Tant d’obstacles ne furent pas capables de le rebuter. Il gagna l’esprit de son fils dans ses séjours en Saxe, il glissa sourdement auprès de lui quelques domestiques sûrs et de sa confiance ; et pour le tirer d’auprès de l’électrice en son absence, et d’une cour toute luthérienne, il le fit voyager avec peu d’accompagnement dans un entier incognito sous le nom de comte de Lusace.

Il choisit le palatin de Livonie pour lui confier le prince et son secret, et il étoit difficile de trouver un seigneur qui eût toutes les qualités de celui-là, et aussi capable de conduire aussi dignement et aussi convenablement un jeune prince dans les différentes parties de l’Europe qu’il lui fit voir.
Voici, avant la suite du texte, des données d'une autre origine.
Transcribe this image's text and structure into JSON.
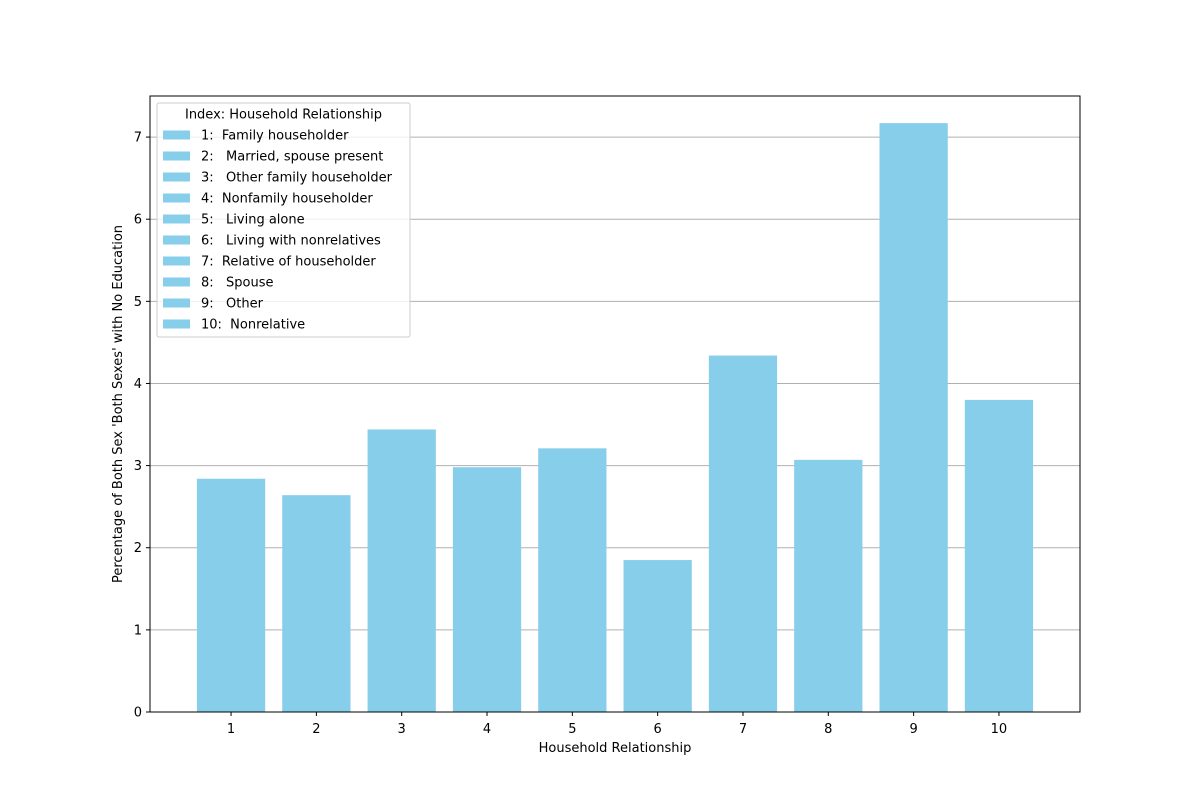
{
  "chart_data": {
    "type": "bar",
    "title": "",
    "xlabel": "Household Relationship",
    "ylabel": "Percentage of Both Sex 'Both Sexes' with No Education",
    "categories": [
      "1",
      "2",
      "3",
      "4",
      "5",
      "6",
      "7",
      "8",
      "9",
      "10"
    ],
    "values": [
      2.84,
      2.64,
      3.44,
      2.98,
      3.21,
      1.85,
      4.34,
      3.07,
      7.17,
      3.8
    ],
    "ylim": [
      0,
      7.5
    ],
    "yticks": [
      "0",
      "1",
      "2",
      "3",
      "4",
      "5",
      "6",
      "7"
    ],
    "grid": "y-axis horizontal lines",
    "bar_color": "#87CEEB",
    "grid_color": "#b0b0b0",
    "legend": {
      "placement": "top-left",
      "title": "Index: Household Relationship",
      "entries": [
        "1:  Family householder",
        "2:   Married, spouse present",
        "3:   Other family householder",
        "4:  Nonfamily householder",
        "5:   Living alone",
        "6:   Living with nonrelatives",
        "7:  Relative of householder",
        "8:   Spouse",
        "9:   Other",
        "10:  Nonrelative"
      ]
    }
  }
}
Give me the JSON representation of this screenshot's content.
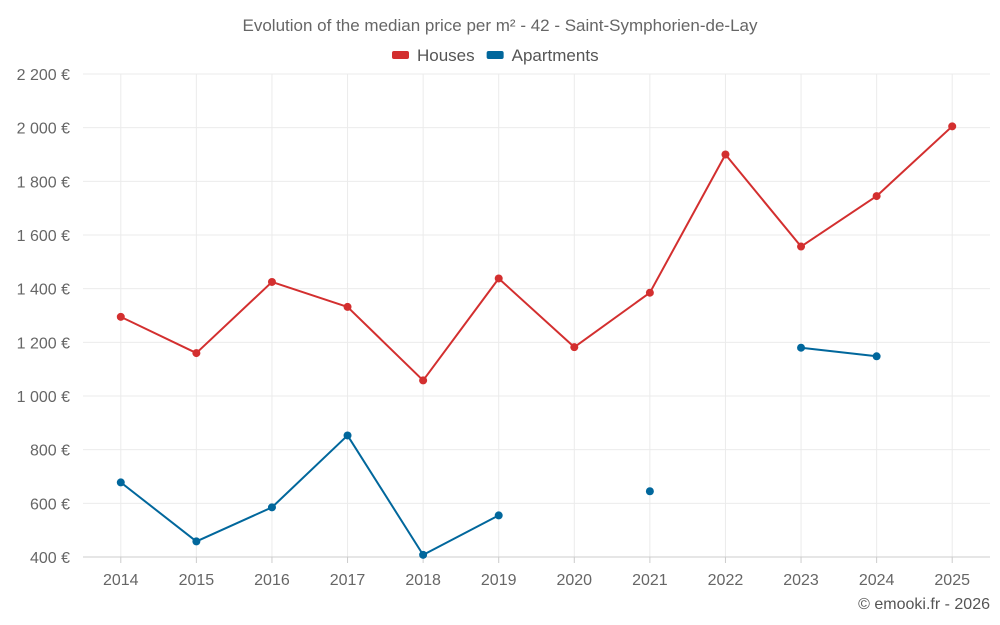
{
  "chart_data": {
    "type": "line",
    "title": "Evolution of the median price per m² - 42 - Saint-Symphorien-de-Lay",
    "xlabel": "",
    "ylabel": "",
    "categories": [
      "2014",
      "2015",
      "2016",
      "2017",
      "2018",
      "2019",
      "2020",
      "2021",
      "2022",
      "2023",
      "2024",
      "2025"
    ],
    "ylim": [
      400,
      2200
    ],
    "yticks": [
      400,
      600,
      800,
      1000,
      1200,
      1400,
      1600,
      1800,
      2000,
      2200
    ],
    "ytick_labels": [
      "400 €",
      "600 €",
      "800 €",
      "1 000 €",
      "1 200 €",
      "1 400 €",
      "1 600 €",
      "1 800 €",
      "2 000 €",
      "2 200 €"
    ],
    "grid": true,
    "legend_position": "top-center",
    "series": [
      {
        "name": "Houses",
        "color": "#d32f2f",
        "values": [
          1295,
          1160,
          1425,
          1332,
          1058,
          1438,
          1182,
          1385,
          1900,
          1557,
          1745,
          2005
        ]
      },
      {
        "name": "Apartments",
        "color": "#01679c",
        "values": [
          678,
          458,
          585,
          853,
          408,
          555,
          null,
          645,
          null,
          1180,
          1148,
          null
        ]
      }
    ]
  },
  "credit": "© emooki.fr - 2026"
}
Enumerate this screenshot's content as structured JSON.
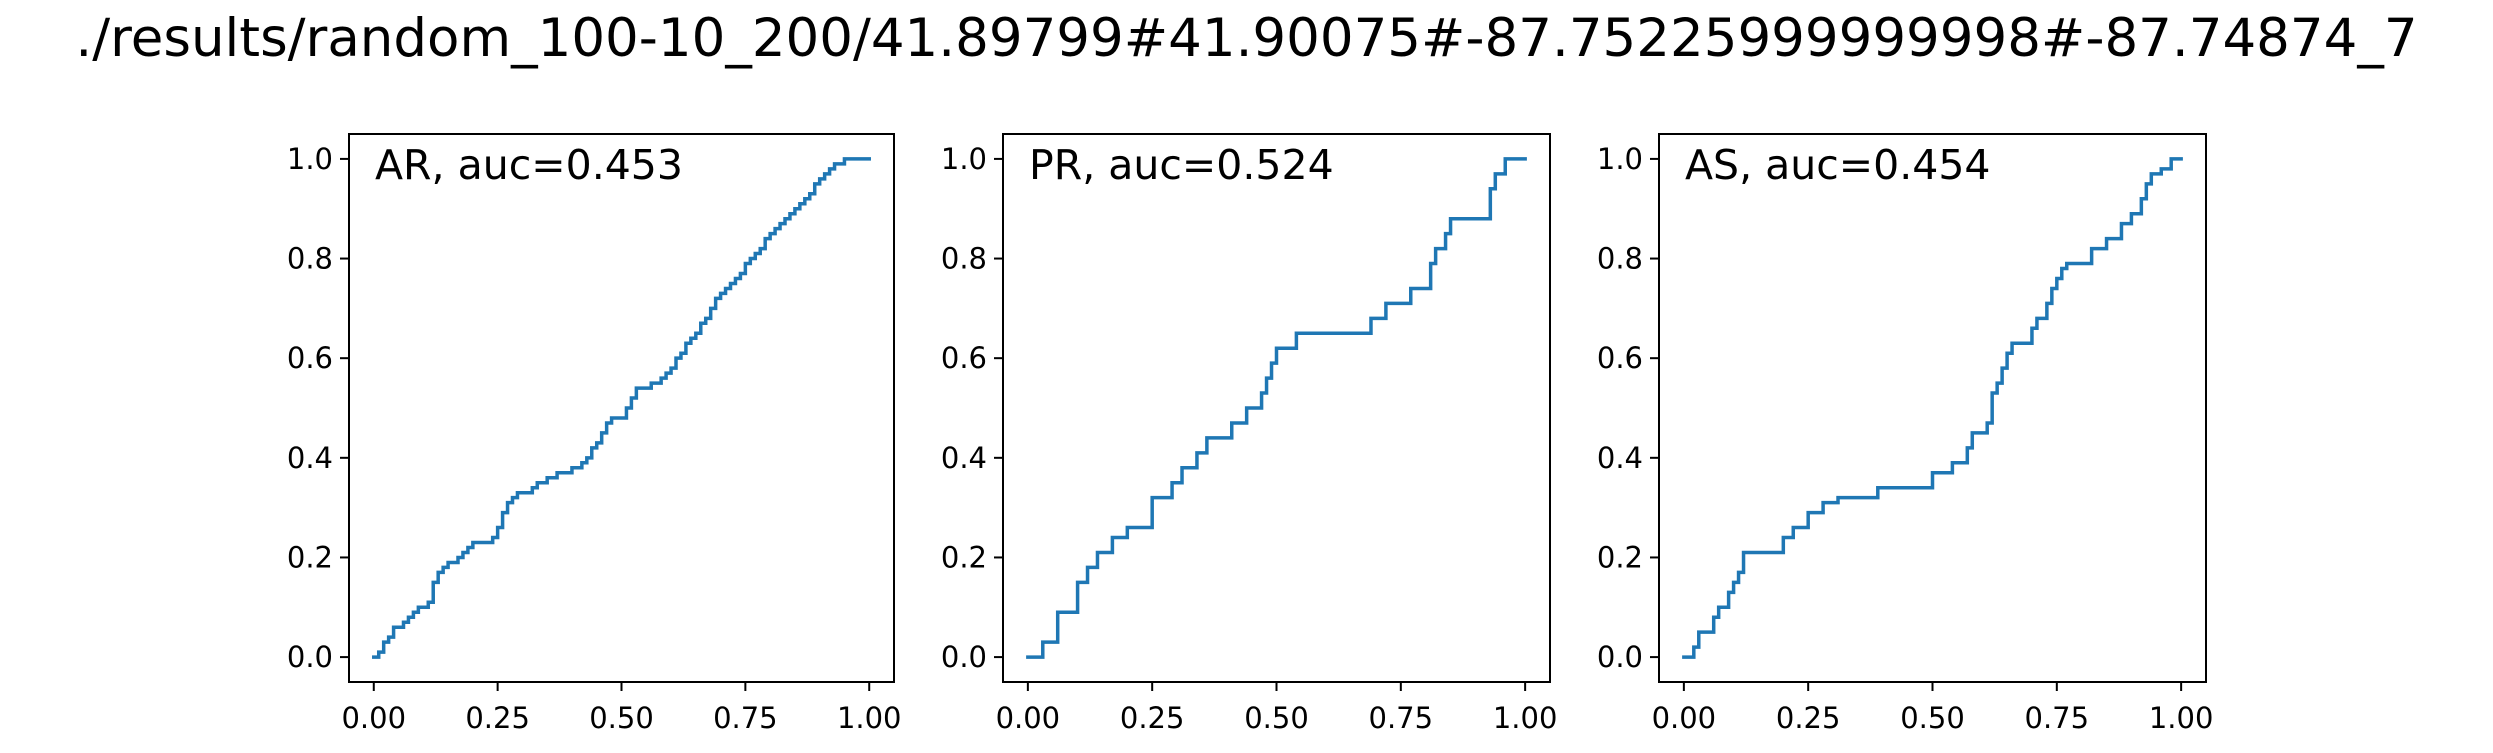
{
  "figure": {
    "title": "./results/random_100-10_200/41.89799#41.90075#-87.75225999999998#-87.74874_7"
  },
  "chart_data": [
    {
      "type": "line",
      "title": "AR, auc=0.453",
      "xlim": [
        -0.05,
        1.05
      ],
      "ylim": [
        -0.05,
        1.05
      ],
      "xticks": [
        "0.00",
        "0.25",
        "0.50",
        "0.75",
        "1.00"
      ],
      "yticks": [
        "0.0",
        "0.2",
        "0.4",
        "0.6",
        "0.8",
        "1.0"
      ],
      "grid": false,
      "color": "#1f77b4",
      "series": [
        {
          "step": true,
          "x": [
            0.0,
            0.01,
            0.02,
            0.03,
            0.04,
            0.05,
            0.06,
            0.07,
            0.08,
            0.09,
            0.1,
            0.11,
            0.12,
            0.13,
            0.14,
            0.15,
            0.16,
            0.17,
            0.18,
            0.19,
            0.2,
            0.21,
            0.22,
            0.23,
            0.24,
            0.25,
            0.26,
            0.27,
            0.28,
            0.29,
            0.3,
            0.31,
            0.32,
            0.33,
            0.34,
            0.35,
            0.36,
            0.37,
            0.38,
            0.39,
            0.4,
            0.41,
            0.42,
            0.43,
            0.44,
            0.45,
            0.46,
            0.47,
            0.48,
            0.49,
            0.5,
            0.51,
            0.52,
            0.53,
            0.54,
            0.55,
            0.56,
            0.57,
            0.58,
            0.59,
            0.6,
            0.61,
            0.62,
            0.63,
            0.64,
            0.65,
            0.66,
            0.67,
            0.68,
            0.69,
            0.7,
            0.71,
            0.72,
            0.73,
            0.74,
            0.75,
            0.76,
            0.77,
            0.78,
            0.79,
            0.8,
            0.81,
            0.82,
            0.83,
            0.84,
            0.85,
            0.86,
            0.87,
            0.88,
            0.89,
            0.9,
            0.91,
            0.92,
            0.93,
            0.94,
            0.95,
            0.96,
            0.97,
            0.98,
            0.99,
            1.0
          ],
          "y": [
            0.0,
            0.01,
            0.03,
            0.04,
            0.06,
            0.06,
            0.07,
            0.08,
            0.09,
            0.1,
            0.1,
            0.11,
            0.15,
            0.17,
            0.18,
            0.19,
            0.19,
            0.2,
            0.21,
            0.22,
            0.23,
            0.23,
            0.23,
            0.23,
            0.24,
            0.26,
            0.29,
            0.31,
            0.32,
            0.33,
            0.33,
            0.33,
            0.34,
            0.35,
            0.35,
            0.36,
            0.36,
            0.37,
            0.37,
            0.37,
            0.38,
            0.38,
            0.39,
            0.4,
            0.42,
            0.43,
            0.45,
            0.47,
            0.48,
            0.48,
            0.48,
            0.5,
            0.52,
            0.54,
            0.54,
            0.54,
            0.55,
            0.55,
            0.56,
            0.57,
            0.58,
            0.6,
            0.61,
            0.63,
            0.64,
            0.65,
            0.67,
            0.68,
            0.7,
            0.72,
            0.73,
            0.74,
            0.75,
            0.76,
            0.77,
            0.79,
            0.8,
            0.81,
            0.82,
            0.84,
            0.85,
            0.86,
            0.87,
            0.88,
            0.89,
            0.9,
            0.91,
            0.92,
            0.93,
            0.95,
            0.96,
            0.97,
            0.98,
            0.99,
            0.99,
            1.0,
            1.0,
            1.0,
            1.0,
            1.0,
            1.0
          ]
        }
      ]
    },
    {
      "type": "line",
      "title": "PR, auc=0.524",
      "xlim": [
        -0.05,
        1.05
      ],
      "ylim": [
        -0.05,
        1.05
      ],
      "xticks": [
        "0.00",
        "0.25",
        "0.50",
        "0.75",
        "1.00"
      ],
      "yticks": [
        "0.0",
        "0.2",
        "0.4",
        "0.6",
        "0.8",
        "1.0"
      ],
      "grid": false,
      "color": "#1f77b4",
      "series": [
        {
          "step": true,
          "x": [
            0.0,
            0.03,
            0.06,
            0.1,
            0.12,
            0.14,
            0.17,
            0.2,
            0.25,
            0.29,
            0.31,
            0.34,
            0.36,
            0.41,
            0.44,
            0.47,
            0.48,
            0.49,
            0.5,
            0.52,
            0.54,
            0.69,
            0.72,
            0.77,
            0.81,
            0.82,
            0.84,
            0.85,
            0.93,
            0.94,
            0.96,
            1.0
          ],
          "y": [
            0.0,
            0.03,
            0.09,
            0.15,
            0.18,
            0.21,
            0.24,
            0.26,
            0.32,
            0.35,
            0.38,
            0.41,
            0.44,
            0.47,
            0.5,
            0.53,
            0.56,
            0.59,
            0.62,
            0.62,
            0.65,
            0.68,
            0.71,
            0.74,
            0.79,
            0.82,
            0.85,
            0.88,
            0.94,
            0.97,
            1.0,
            1.0
          ]
        }
      ]
    },
    {
      "type": "line",
      "title": "AS, auc=0.454",
      "xlim": [
        -0.05,
        1.05
      ],
      "ylim": [
        -0.05,
        1.05
      ],
      "xticks": [
        "0.00",
        "0.25",
        "0.50",
        "0.75",
        "1.00"
      ],
      "yticks": [
        "0.0",
        "0.2",
        "0.4",
        "0.6",
        "0.8",
        "1.0"
      ],
      "grid": false,
      "color": "#1f77b4",
      "series": [
        {
          "step": true,
          "x": [
            0.0,
            0.02,
            0.03,
            0.06,
            0.07,
            0.09,
            0.1,
            0.11,
            0.12,
            0.16,
            0.2,
            0.22,
            0.25,
            0.28,
            0.31,
            0.39,
            0.5,
            0.54,
            0.57,
            0.58,
            0.61,
            0.62,
            0.63,
            0.64,
            0.65,
            0.66,
            0.7,
            0.71,
            0.73,
            0.74,
            0.75,
            0.76,
            0.77,
            0.79,
            0.82,
            0.85,
            0.88,
            0.9,
            0.92,
            0.93,
            0.94,
            0.96,
            0.98,
            1.0
          ],
          "y": [
            0.0,
            0.02,
            0.05,
            0.08,
            0.1,
            0.13,
            0.15,
            0.17,
            0.21,
            0.21,
            0.24,
            0.26,
            0.29,
            0.31,
            0.32,
            0.34,
            0.37,
            0.39,
            0.42,
            0.45,
            0.47,
            0.53,
            0.55,
            0.58,
            0.61,
            0.63,
            0.66,
            0.68,
            0.71,
            0.74,
            0.76,
            0.78,
            0.79,
            0.79,
            0.82,
            0.84,
            0.87,
            0.89,
            0.92,
            0.95,
            0.97,
            0.98,
            1.0,
            1.0
          ]
        }
      ]
    }
  ]
}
Le roi de Pologne y joignit un habile jésuite travesti qui en eut permission de son général et du pape, et qui conduisit la conversion du prince, et ses affaires à lui si heureusement et avec tant de dextérité, qu’il en fut fait cardinal lorsqu’on jugea qu’il étoit temps de rendre la conversion publique. C’est lui qui a figuré si longtemps depuis sous le nom de cardinal de Salerne, et mort à Rome au bout de neuf ou dix ans de son cardinalat.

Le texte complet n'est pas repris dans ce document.